Sem precisar de alvará de funcionamento – bastando enquadrar-se como atividade de baixo risco –, a “lei da liberdade econômica”, propagandeada por seus autores como a solução para atrair investidores e combater a burocracia, permite que o “empreendedor”, por exemplo, abra uma pousada sem que se faça qualquer fiscalização. A origem desta desregulação radical foi durante o governo Jair Bolsonaro, quando o ex-ministro Paulo Guedes elaborou um projeto de lei, aprovado pelo Congresso em 2019, de flexibilização de controles públicos em diversas áreas econômicas. Uma das questões foi acabar com a exigência de alvará para o funcionamento de pensões.

Porto Alegre ganhou sua versão da lei, aprofundando muitos dos desatinos da versão federal. Os autores da lei municipal foram Ricardo Gomes (PL-RS) – atualmente vice-prefeito –, Felipe Camozzato (Novo) e Pablo Mendes Ribeiro (MDB).
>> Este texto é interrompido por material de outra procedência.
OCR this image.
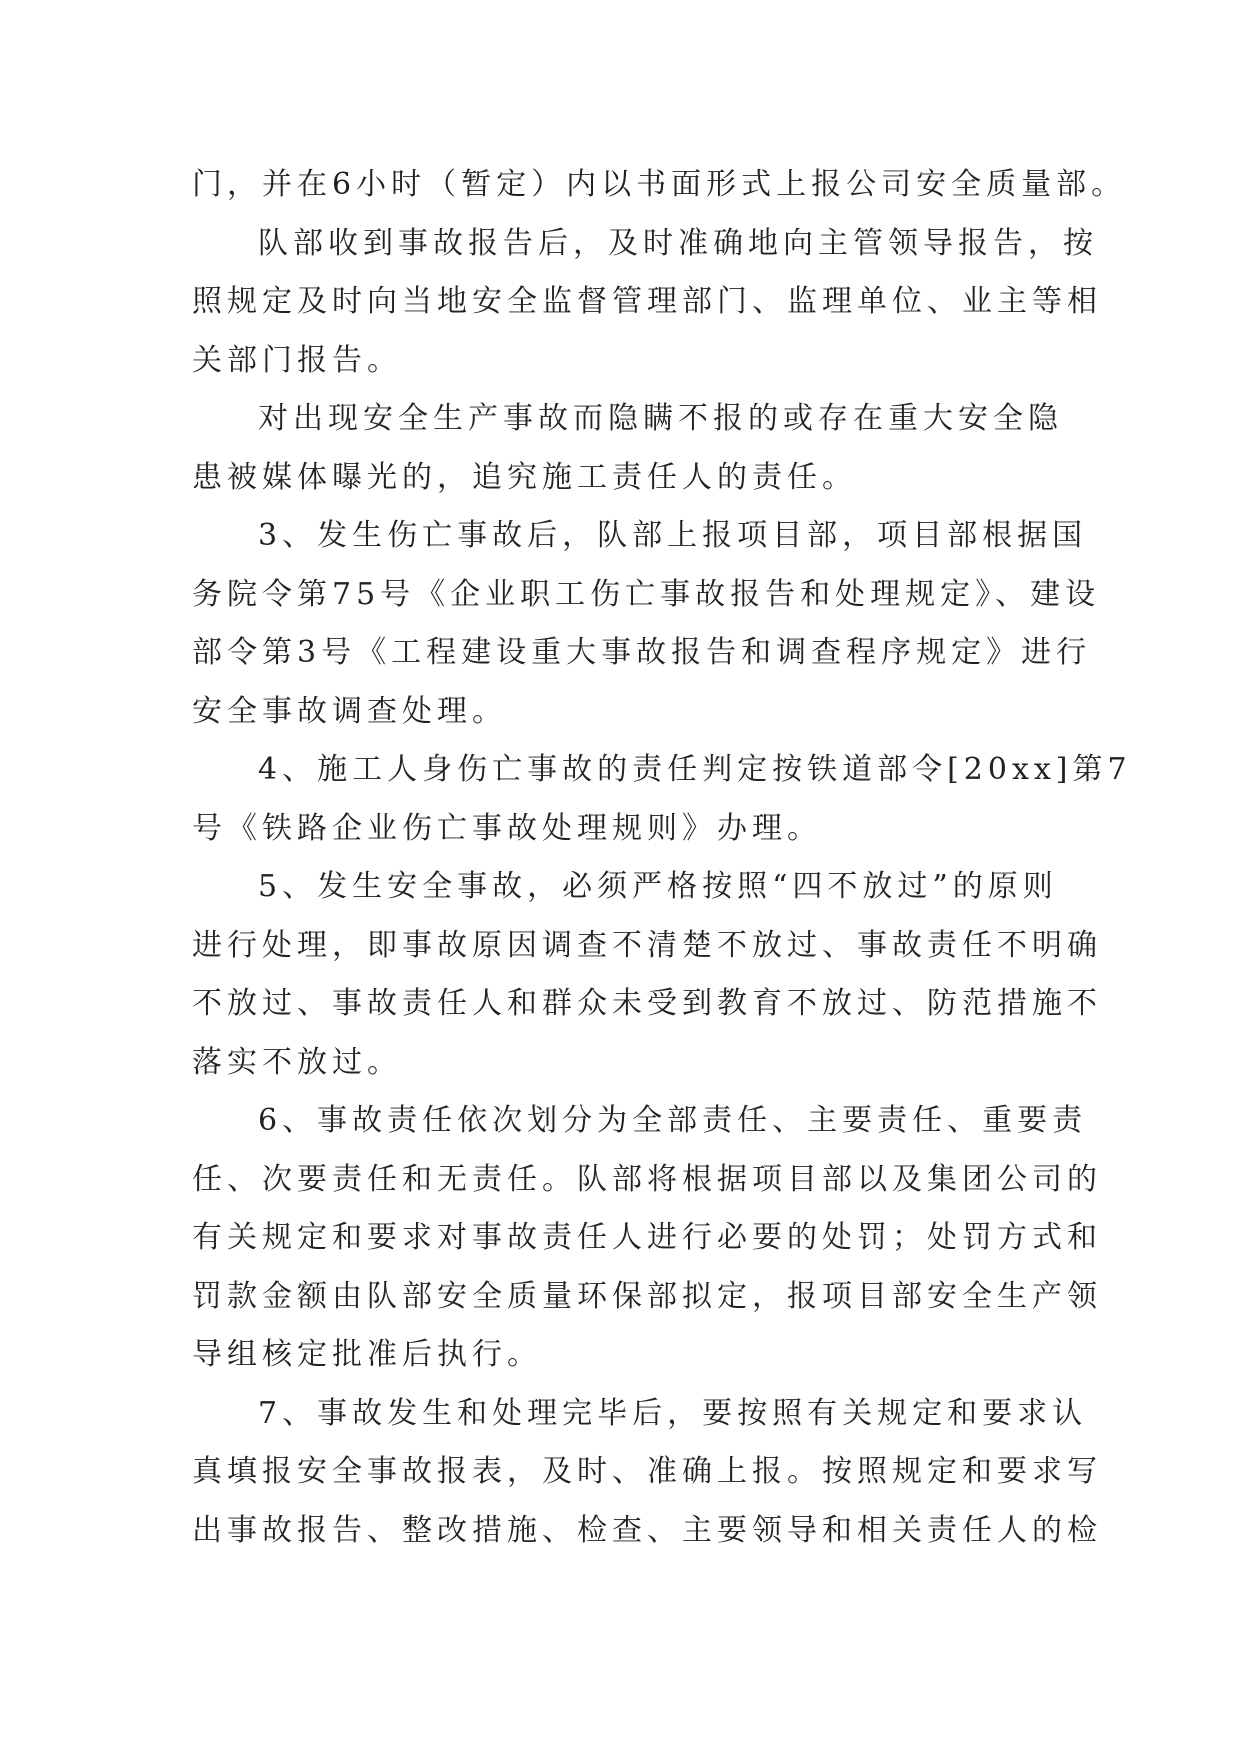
门，并在6小时（暂定）内以书面形式上报公司安全质量部。
队部收到事故报告后，及时准确地向主管领导报告，按
照规定及时向当地安全监督管理部门、监理单位、业主等相
关部门报告。
对出现安全生产事故而隐瞒不报的或存在重大安全隐
患被媒体曝光的，追究施工责任人的责任。
3、发生伤亡事故后，队部上报项目部，项目部根据国
务院令第75号《企业职工伤亡事故报告和处理规定》、建设
部令第3号《工程建设重大事故报告和调查程序规定》进行
安全事故调查处理。
4、施工人身伤亡事故的责任判定按铁道部令[20xx]第7
号《铁路企业伤亡事故处理规则》办理。
5、发生安全事故，必须严格按照“四不放过”的原则
进行处理，即事故原因调查不清楚不放过、事故责任不明确
不放过、事故责任人和群众未受到教育不放过、防范措施不
落实不放过。
6、事故责任依次划分为全部责任、主要责任、重要责
任、次要责任和无责任。队部将根据项目部以及集团公司的
有关规定和要求对事故责任人进行必要的处罚；处罚方式和
罚款金额由队部安全质量环保部拟定，报项目部安全生产领
导组核定批准后执行。
7、事故发生和处理完毕后，要按照有关规定和要求认
真填报安全事故报表，及时、准确上报。按照规定和要求写
出事故报告、整改措施、检查、主要领导和相关责任人的检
A lei local acabou sendo regulamentada por um decreto do prefeito Sebastião Melo (MDB), assinado em abril de 2021. Os autores defendiam, em seus discursos eivados de uma perspectiva ultraliberal, que quanto menos fiscalização do poder público e da sociedade, melhor seria para os negócios e para a prosperidade de todos. Inserido dentro de um projeto ideológico que concebe a sociedade ideal como uma espécie de “anarquia capitalista”, ao Estado caberia apenas as tarefas de segurança pública e algumas outras poucas áreas. Assim, a prefeitura passaria a ser apenas um mero entreposto garantidor das atividades comerciais.

Foi sob esta lógica que a prefeitura ampliou o autolicenciamento, dispensando qualquer tipo de fiscalização em diversas áreas e atividades econômicas. A garantia passou a ser apenas a “boa-fé do empreendedor”. A prefeitura só fiscaliza, assim, a partir de denúncias de alguma irregularidade. Mas, mesmo havendo denúncias, a ação do poder público municipal é inercial, já que seu projeto político acredita que a “mão invisível do mercado”, de alguma forma, tudo resolverá.

No caso da tragédia na pousada Garoa, a prefeitura não poderá se desresponsabilizar alegando surpresa com o ocorrido. Não faltaram denúncias sobre a situação do local. Já em 2022, o jornal Boca de Rua – publicação que existe desde 2000 feito por pessoas em situação de rua – denunciava as condições precárias da pousada. Mesmo com as denúncias sobre as condições insalubres e irregulares, o proprietário do local da tragédia permaneceu à frente de uma rede de pousadas com a qual a prefeitura possui contrato de R$ 2,7 milhões até o fim do ano para alocar pessoas em situação de rua.

O incêndio na pousada Garoa e as vidas ali perdidas é exemplar de como a “liberdade econômica” promove a morte, no caso de pessoas em situação de precariedade social, a qual o poder público deveria ser responsável. Elevada a uma condição dogmática de um fim em si mesma, essa “liberdade” permitiu que um empresário ganancioso habilitasse sua pousada sem nenhum plano de prevenção e combate a incêndio – portanto, sem qualquer fiscalização –, firmando lucrativos contratos com a prefeitura. Este caso nos ensina que, mascarada pelo discurso da “liberdade econômica”, uma sinistra visão de mundo onde o capital é mais importante que a vida ganhou respaldo público e institucional na capital gaúcha.